On June 15, the Hamilton-Garrett Center will present its third installment of “Make Them Hear You,” the benefit concert born from Groover-Flores’ seed of an idea. Starting at 6 p.m. at the Berklee Performance Center, the concert will honor celebrated Cuban musician Issac Delgado, the first international honoree, for his work in bringing Afro-Cuban music to the forefront, Groover-Flores said.
The night will also feature performances by Grammy-winning artist PJ Morton, who will stop in Boston on his national tour, and Hamilton-Garrett Center’s drumline and all-girls youth choir.
The first “Make Them Hear You” concert honored Elta Garrett, a soprano and music teacher who in 2001 founded the center alongside well-known contralto Ruth Hamilton. The pair, both members of the historic Charles Street African Methodist Episcopal Church, established the center to provide private lessons to youth, primarily of African American descent, and teach them how to sharpen their musicianship.
The center was first housed in the basement of a church parsonage. In 2020, thanks to a generous donation, Groover-Flores said, the school moved to its current location — a four-story house with creaky, wooden floors that contrast with its renovated modern classrooms.

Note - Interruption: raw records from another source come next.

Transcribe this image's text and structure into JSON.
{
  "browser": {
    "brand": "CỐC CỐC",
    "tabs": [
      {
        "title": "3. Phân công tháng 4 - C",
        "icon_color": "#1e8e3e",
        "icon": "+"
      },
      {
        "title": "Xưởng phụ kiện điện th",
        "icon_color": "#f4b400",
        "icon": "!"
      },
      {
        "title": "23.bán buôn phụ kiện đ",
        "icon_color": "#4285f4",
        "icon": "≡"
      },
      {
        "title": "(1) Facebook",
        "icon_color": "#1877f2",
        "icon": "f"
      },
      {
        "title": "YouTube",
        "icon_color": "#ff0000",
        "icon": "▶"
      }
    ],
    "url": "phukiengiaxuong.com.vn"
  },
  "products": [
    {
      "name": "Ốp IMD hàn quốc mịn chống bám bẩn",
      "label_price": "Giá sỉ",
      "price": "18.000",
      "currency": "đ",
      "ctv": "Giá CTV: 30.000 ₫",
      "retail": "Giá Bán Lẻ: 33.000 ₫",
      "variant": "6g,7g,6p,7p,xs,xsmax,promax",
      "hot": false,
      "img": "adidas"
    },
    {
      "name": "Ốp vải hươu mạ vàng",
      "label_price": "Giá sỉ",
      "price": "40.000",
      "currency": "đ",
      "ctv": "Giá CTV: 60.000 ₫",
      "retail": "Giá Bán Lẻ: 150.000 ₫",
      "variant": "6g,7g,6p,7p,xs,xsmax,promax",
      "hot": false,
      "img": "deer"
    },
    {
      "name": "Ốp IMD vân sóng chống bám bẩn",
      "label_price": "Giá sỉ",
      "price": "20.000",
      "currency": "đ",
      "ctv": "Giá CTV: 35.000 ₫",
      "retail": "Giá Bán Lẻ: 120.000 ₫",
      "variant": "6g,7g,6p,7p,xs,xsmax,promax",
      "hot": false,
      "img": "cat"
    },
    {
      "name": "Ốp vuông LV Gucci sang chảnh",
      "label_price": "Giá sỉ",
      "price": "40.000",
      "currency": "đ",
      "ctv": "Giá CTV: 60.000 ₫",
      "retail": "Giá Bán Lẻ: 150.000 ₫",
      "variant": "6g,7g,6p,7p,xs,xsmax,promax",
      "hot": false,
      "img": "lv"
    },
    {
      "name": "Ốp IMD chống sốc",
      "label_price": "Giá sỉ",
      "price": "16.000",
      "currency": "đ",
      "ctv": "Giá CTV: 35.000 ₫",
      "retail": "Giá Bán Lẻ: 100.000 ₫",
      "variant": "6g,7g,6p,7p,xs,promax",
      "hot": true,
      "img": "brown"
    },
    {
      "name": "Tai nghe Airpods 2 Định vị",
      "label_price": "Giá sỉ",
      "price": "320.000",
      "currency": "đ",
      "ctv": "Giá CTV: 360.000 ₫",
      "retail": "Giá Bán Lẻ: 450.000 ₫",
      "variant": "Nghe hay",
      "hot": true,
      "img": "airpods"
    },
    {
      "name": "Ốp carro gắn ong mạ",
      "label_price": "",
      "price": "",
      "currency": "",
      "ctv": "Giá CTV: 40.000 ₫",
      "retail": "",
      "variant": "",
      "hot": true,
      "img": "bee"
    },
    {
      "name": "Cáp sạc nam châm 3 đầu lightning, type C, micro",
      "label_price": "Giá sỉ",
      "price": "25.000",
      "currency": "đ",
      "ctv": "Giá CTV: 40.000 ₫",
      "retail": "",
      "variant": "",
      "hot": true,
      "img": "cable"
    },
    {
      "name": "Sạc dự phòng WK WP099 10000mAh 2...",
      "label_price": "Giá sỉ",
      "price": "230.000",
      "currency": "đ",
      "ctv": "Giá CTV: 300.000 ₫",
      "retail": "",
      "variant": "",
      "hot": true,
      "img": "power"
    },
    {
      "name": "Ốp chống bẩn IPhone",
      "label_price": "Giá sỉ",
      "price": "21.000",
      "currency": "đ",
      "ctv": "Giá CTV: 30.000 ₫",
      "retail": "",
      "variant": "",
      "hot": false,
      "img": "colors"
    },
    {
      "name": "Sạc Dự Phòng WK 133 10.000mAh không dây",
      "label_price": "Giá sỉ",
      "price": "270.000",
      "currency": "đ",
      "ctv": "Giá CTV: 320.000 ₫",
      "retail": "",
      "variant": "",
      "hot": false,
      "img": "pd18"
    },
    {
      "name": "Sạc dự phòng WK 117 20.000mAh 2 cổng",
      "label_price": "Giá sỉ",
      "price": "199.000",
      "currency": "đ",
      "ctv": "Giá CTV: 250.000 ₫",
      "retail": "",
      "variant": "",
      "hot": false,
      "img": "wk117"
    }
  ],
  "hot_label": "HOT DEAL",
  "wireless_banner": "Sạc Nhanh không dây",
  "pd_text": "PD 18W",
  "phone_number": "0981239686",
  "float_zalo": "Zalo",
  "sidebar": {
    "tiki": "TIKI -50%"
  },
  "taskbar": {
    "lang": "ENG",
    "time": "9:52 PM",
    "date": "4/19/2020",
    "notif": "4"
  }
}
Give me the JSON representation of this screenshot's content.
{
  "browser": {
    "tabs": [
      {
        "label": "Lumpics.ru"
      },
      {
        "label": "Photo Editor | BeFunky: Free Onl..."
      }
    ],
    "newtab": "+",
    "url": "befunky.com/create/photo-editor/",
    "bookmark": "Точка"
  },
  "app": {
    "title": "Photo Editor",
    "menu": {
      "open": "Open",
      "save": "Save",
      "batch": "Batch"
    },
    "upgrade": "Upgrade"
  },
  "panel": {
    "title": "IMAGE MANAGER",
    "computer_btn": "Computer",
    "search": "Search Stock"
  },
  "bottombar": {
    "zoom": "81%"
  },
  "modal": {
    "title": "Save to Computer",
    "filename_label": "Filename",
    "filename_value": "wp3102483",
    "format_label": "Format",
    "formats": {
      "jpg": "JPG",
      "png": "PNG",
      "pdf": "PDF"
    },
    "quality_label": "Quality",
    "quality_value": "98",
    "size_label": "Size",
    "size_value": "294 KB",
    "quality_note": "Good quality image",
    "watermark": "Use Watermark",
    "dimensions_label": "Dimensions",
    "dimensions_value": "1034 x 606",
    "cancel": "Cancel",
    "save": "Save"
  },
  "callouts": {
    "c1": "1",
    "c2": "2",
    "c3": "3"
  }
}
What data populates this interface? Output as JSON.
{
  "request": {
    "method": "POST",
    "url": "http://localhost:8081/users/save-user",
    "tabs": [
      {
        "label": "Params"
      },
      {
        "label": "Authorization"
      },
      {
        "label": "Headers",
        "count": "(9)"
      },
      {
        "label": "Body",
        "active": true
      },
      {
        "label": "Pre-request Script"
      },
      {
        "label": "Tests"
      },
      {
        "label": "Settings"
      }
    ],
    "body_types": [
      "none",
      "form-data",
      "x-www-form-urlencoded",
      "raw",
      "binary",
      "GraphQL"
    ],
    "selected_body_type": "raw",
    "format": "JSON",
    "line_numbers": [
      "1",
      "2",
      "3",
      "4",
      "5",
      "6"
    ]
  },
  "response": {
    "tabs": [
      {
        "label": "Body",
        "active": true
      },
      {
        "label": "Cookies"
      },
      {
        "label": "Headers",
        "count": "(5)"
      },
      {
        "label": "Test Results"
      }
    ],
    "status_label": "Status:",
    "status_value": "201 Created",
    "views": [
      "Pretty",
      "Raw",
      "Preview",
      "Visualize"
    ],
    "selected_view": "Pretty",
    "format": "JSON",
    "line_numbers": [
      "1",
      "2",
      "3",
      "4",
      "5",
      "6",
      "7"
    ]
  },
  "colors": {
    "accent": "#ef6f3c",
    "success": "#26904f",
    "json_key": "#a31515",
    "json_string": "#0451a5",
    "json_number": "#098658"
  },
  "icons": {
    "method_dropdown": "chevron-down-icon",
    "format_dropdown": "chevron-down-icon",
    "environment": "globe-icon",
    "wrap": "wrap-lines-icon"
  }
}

The center is a special place where many feel at home, literally and figuratively, and community is a cornerstone, Groover-Flores said. Students aged 5 to 22 take lessons in piano, guitar, voice, drumset, violin, bass, winds and brass, and many of the center’s teachers are professors or graduates of the Berklee College of Music.
For more than 20 years, Groover-Flores said, the center has held a 100% acceptance rate for Boston’s only high school for the performing and visual arts, Boston Arts Academy. Hamilton-Garrett students who have applied to the Berklee College of Music have been accepted with full-tuition scholarships, and other students have received similar offers from other universities, she said.
Underpinning the center’s work is a mission to celebrate and preserve Black music history.
“When a student comes and receives private lessons in piano, they’re learning the music of African American composers, versus Bach and Beethoven,” said Groover-Flores, who was in the center’s very first class, studying voice with Garrett. “We believe that we have enough within our repertoire for our community of works that can be performed and studied, that can prepare our young people to be successful as musicians.”
On the stage at the “Make Them Hear You” concert, she said, will be “the future generation of musicians,” referring to the Hamilton-Garrett Center’s students. The youth, performing alongside Morton, will celebrate “what people of African descent have laid forth in culture and in music.”
The concert, Groover-Flores added, will be a space where “people can come engage with music, enjoy it, love it, appreciate it, but also pay homage to those unsung or unheard voices.”